The Impact of the ‘Health Knowledge Graph’ Update
As Google rolls out ‘Health Knowledge Graph’ results we expect to see a shift in consumer search behaviour. In turn, marketers will likely adapt their content delivery strategies through paid and organic search. For instance, paid search ROI will be increasingly reliant on an in-depth understanding of which keywords need to be targeted at each stage of the conversion funnel.
The introduction of the new ‘Health Knowledge Graph’ as Google’s one-stop shop for quick answers to generic queries could cause a drop in the click-through rate of the top-ranking websites such as WebMD. More generally, the update could seriously impact the traffic coming to all websites relying heavily on paid advertising.

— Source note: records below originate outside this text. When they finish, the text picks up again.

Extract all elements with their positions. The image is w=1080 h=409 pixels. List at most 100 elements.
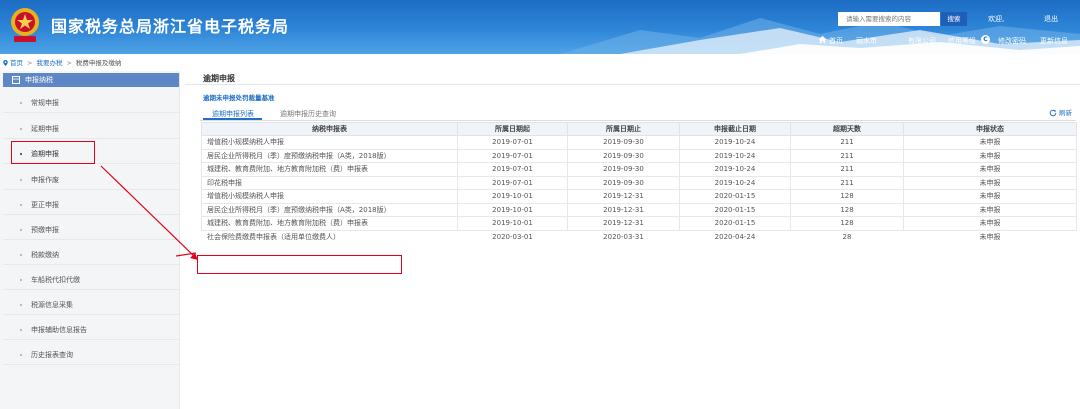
change-password-link[interactable]: 修改密码	[998, 36, 1026, 46]
breadcrumb-separator: >	[66, 59, 72, 67]
table-row[interactable]: 印花税申报 2019-07-01 2019-09-30 2019-10-24 211 未申…	[201, 175, 1077, 190]
sidebar-item-vehicle-tax[interactable]: 车船税代扣代缴	[3, 270, 179, 290]
table-cell: 未申报	[903, 202, 1077, 217]
bullet-icon	[20, 179, 22, 181]
table-cell: 2019-12-31	[567, 202, 680, 217]
table-cell: 2019-10-24	[679, 148, 791, 163]
table-cell: 2019-09-30	[567, 148, 680, 163]
table-cell-form-name[interactable]: 城建税、教育费附加、地方教育附加税（费）申报表	[201, 216, 458, 231]
sidebar-item-label: 常规申报	[31, 99, 59, 107]
bullet-icon	[20, 329, 22, 331]
table-cell-form-name[interactable]: 城建税、教育费附加、地方教育附加税（费）申报表	[201, 162, 458, 177]
column-header: 申报截止日期	[679, 122, 791, 136]
refresh-button[interactable]: 刷新	[1049, 107, 1072, 117]
nav-home-link[interactable]: 首页	[829, 36, 843, 46]
sidebar-item-label: 预缴申报	[31, 226, 59, 234]
sidebar-item-label: 延期申报	[31, 125, 59, 133]
column-header: 纳税申报表	[201, 122, 458, 136]
column-header: 申报状态	[903, 122, 1077, 136]
sidebar-item-label: 历史报表查询	[31, 351, 73, 359]
penalty-standard-link[interactable]: 逾期未申报处罚裁量基准	[203, 92, 275, 102]
table-cell-form-name[interactable]: 社会保险费缴费申报表（适用单位缴费人）	[202, 230, 458, 244]
location-pin-icon	[3, 60, 8, 66]
table-cell: 2019-07-01	[457, 135, 568, 150]
table-cell: 2019-10-24	[679, 135, 791, 150]
table-cell: 2019-12-31	[567, 216, 680, 231]
sidebar-item-tax-payment[interactable]: 税款缴纳	[3, 245, 179, 265]
search-button[interactable]: 搜索	[941, 12, 967, 26]
bullet-icon	[20, 204, 22, 206]
table-cell: 未申报	[903, 148, 1077, 163]
sidebar-heading-label: 申报纳税	[25, 76, 53, 84]
update-info-link[interactable]: 更新信息	[1040, 36, 1068, 46]
sidebar-item-extension-filing[interactable]: 延期申报	[3, 119, 179, 139]
bullet-icon	[20, 128, 22, 130]
table-cell: 2020-04-24	[714, 232, 756, 241]
sidebar-item-correct-filing[interactable]: 更正申报	[3, 195, 179, 215]
tax-emblem-icon	[11, 8, 39, 42]
sidebar-item-auxiliary-report[interactable]: 申报辅助信息报告	[3, 320, 179, 340]
table-cell: 211	[790, 175, 904, 190]
table-cell-form-name[interactable]: 增值税小规模纳税人申报	[201, 135, 458, 150]
column-header: 所属日期起	[457, 122, 568, 136]
sidebar-item-regular-filing[interactable]: 常规申报	[3, 93, 179, 113]
table-cell: 未申报	[979, 232, 1001, 241]
table-cell-form-name[interactable]: 增值税小规模纳税人申报	[201, 189, 458, 204]
nav-city[interactable]: 丽水市	[856, 36, 877, 46]
sidebar-item-tax-source-collection[interactable]: 税源信息采集	[3, 295, 179, 315]
breadcrumb: 首页 > 我要办税 > 税费申报及缴纳	[3, 57, 121, 67]
search-input[interactable]	[838, 12, 940, 26]
overdue-filing-table: 纳税申报表 所属日期起 所属日期止 申报截止日期 超期天数 申报状态 增值税小规…	[201, 122, 1077, 244]
table-cell: 2020-03-01	[492, 232, 533, 241]
table-cell: 128	[790, 189, 904, 204]
annotation-box-sidebar	[11, 141, 95, 164]
table-cell: 2019-10-24	[679, 175, 791, 190]
menu-grid-icon	[12, 76, 20, 84]
refresh-icon	[1049, 109, 1057, 117]
welcome-text: 欢迎,	[988, 15, 1005, 23]
table-cell: 2019-10-24	[679, 162, 791, 177]
site-header: 国家税务总局浙江省电子税务局 搜索 欢迎, 退出 首页 丽水市 有限公司 信用等…	[0, 0, 1080, 54]
table-row[interactable]: 居民企业所得税月（季）度预缴纳税申报（A类，2018版） 2019-07-01 20…	[201, 148, 1077, 163]
table-cell-form-name[interactable]: 居民企业所得税月（季）度预缴纳税申报（A类，2018版）	[201, 202, 458, 217]
credit-level-badge: C	[981, 35, 990, 44]
table-cell: 2019-07-01	[457, 175, 568, 190]
table-cell: 2020-01-15	[679, 189, 791, 204]
logout-link[interactable]: 退出	[1044, 14, 1058, 24]
table-row[interactable]: 城建税、教育费附加、地方教育附加税（费）申报表 2019-10-01 2019-12…	[201, 216, 1077, 231]
table-cell: 128	[790, 202, 904, 217]
table-cell: 211	[790, 148, 904, 163]
sidebar-item-void-filing[interactable]: 申报作废	[3, 170, 179, 190]
table-cell: 未申报	[903, 216, 1077, 231]
refresh-label: 刷新	[1059, 109, 1072, 117]
breadcrumb-tax[interactable]: 我要办税	[36, 59, 62, 67]
table-cell: 未申报	[903, 162, 1077, 177]
sidebar-item-label: 更正申报	[31, 201, 59, 209]
table-cell-form-name[interactable]: 居民企业所得税月（季）度预缴纳税申报（A类，2018版）	[201, 148, 458, 163]
table-cell: 未申报	[903, 189, 1077, 204]
column-header: 超期天数	[790, 122, 904, 136]
table-cell: 211	[790, 162, 904, 177]
table-row[interactable]: 居民企业所得税月（季）度预缴纳税申报（A类，2018版） 2019-10-01 20…	[201, 202, 1077, 217]
breadcrumb-home[interactable]: 首页	[10, 59, 23, 67]
title-divider	[185, 84, 1080, 85]
sidebar-item-label: 税源信息采集	[31, 301, 73, 309]
table-header-row: 纳税申报表 所属日期起 所属日期止 申报截止日期 超期天数 申报状态	[201, 122, 1077, 136]
bullet-icon	[20, 254, 22, 256]
table-cell: 2019-09-30	[567, 162, 680, 177]
tabs-divider	[200, 119, 1076, 121]
table-cell-form-name[interactable]: 印花税申报	[201, 175, 458, 190]
tab-overdue-history[interactable]: 逾期申报历史查询	[280, 109, 336, 119]
table-cell: 2020-01-15	[679, 202, 791, 217]
nav-credit-level[interactable]: 信用等级	[948, 36, 976, 46]
table-row[interactable]: 城建税、教育费附加、地方教育附加税（费）申报表 2019-07-01 2019-09…	[201, 162, 1077, 177]
table-cell: 2019-10-01	[457, 202, 568, 217]
sidebar-heading[interactable]: 申报纳税	[3, 73, 179, 87]
table-row[interactable]: 增值税小规模纳税人申报 2019-07-01 2019-09-30 2019-10-2…	[201, 135, 1077, 150]
sidebar-item-prepay-filing[interactable]: 预缴申报	[3, 220, 179, 240]
table-row[interactable]: 增值税小规模纳税人申报 2019-10-01 2019-12-31 2020-01-1…	[201, 189, 1077, 204]
bullet-icon	[20, 304, 22, 306]
table-cell: 2019-10-01	[457, 216, 568, 231]
sidebar-item-history-query[interactable]: 历史报表查询	[3, 345, 179, 365]
table-row[interactable]: 社会保险费缴费申报表（适用单位缴费人） 2020-03-01 2020-03-31 2…	[202, 230, 1077, 244]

And whilst such sites are vulnerable to criticism about potential bias, Google has insisted that the ‘Health Knowledge Graph’ provides unbiased information which has been vetted by a panel of experts – the full list can be seen on https://support.google.com/websearch/answer/2364942?hl=en
2014 saw health-related Mobile searches reach impression levels equal-to or greater-than Desktop searches. Thus, Mobile search is an important place for visibility in the health sector and a vital point of contact with consumers.
The ‘Health Knowledge Graph’ appears below the paid search listings and above the organic listings. In turn this pushes organic listings further down. With limited organic visibility, paid search may need to supplement these searches to reach searchers as they enter the category.
The ‘Health Knowledge Graph’ guides consumers down the funnel from condition information to treatment options. When a potential consumer has been successfully educated by the ‘Health Knowledge Graph’, an opportunity arises to connect with them as they move on to their treatment search.
The pre-determined Google searches in the ‘treatment tab’ could cause an increase in the number of impressions for those narrowed-down queries – which generally don’t display a ‘Health Knowledge Graph’.
Even though information is being populated from trusted sources, there is no guarantee that all the provided information will be completely accurate, especially in the early days of the Health Knowledge Graph. Marketers should monitor what information is being provided to patients and feedback to Google on what is displayed in order to prevent patient misinformation.
Of particular interest is the fact that the ‘Health Knowledge Graph’ includes lifestyle education as part of the recommended treatment regimen. The idea that healthy living habits lead to healthy individuals is not in itself ground-breaking, however, preconising specific lifestyle answers to specific health problems could potentially make the search volume soar for these lifestyle tips.
For instance, lifestyle advice related to the treatment of “type 2 diabetes” such as physical exercises, nutrition counselling or weight loss could become a lot more popular.
SEOs should keep an eye on the search volume of related lifestyle queries to determine if the information is in fact of interest to potential customers. If search impressions do surge, SEOs should be ready to publish quality content to target those new topics.
As one in 20 Google searches revolves around health queries, many speculate that the ‘Health Knowledge Graph’ is a way for Google to retain the large volume associated with health searches on Google real estate. If for example a healthcare provider simply seeks to confirm the spelling of a branded drug, the KG will tell them what they need to know without clicking through to a branded site.
Intouch conducted a Knowledge Graph study to determine the existence of a correlation between the new health knowledge graph and lower click through rates in organic search results. As it turns out, the impact was a 4% decline in CTR out of the 26 pharma brand under study. Interestingly, this drop mainly concerned the brands that have linked their brand and generic terms to the ‘Health Knowledge Graph’.
Since branded and generic terms are triggering the link between these websites to the ‘Health Knowledge Graph’ — Intouch recommends seeking out and taking advantage of opportunities to optimise for long-tail branded traffic.
Long-tail keywords are defined as any search queries consisting of four or more words e.g. ‘can Advil be taken with other medications’. They generally have more identifiable search intent, are searched fewer times and are easier to rank for organically as well as helping to fulfil specific user needs.
What is the next for the Knowledge Graph?
At this point, it would not be a stretch to imagine that Google could make good use of their wealth of data and start displaying regional trends in search behaviour in the ‘Health Knowledge Graphs’. This would represent a major competitive advantage and would likely impact organic and paid results further still.
Finally, including a feature such as ‘find a doctor/find a specialist near you’ could make the link with another staple of the Google arsenal: Google Maps. This would again participate in creating a unique feel and a custom experience for health info seekers. Not to mention that it could potentially send their ad revenue through the roof as it would give advertisers contextually relevant options.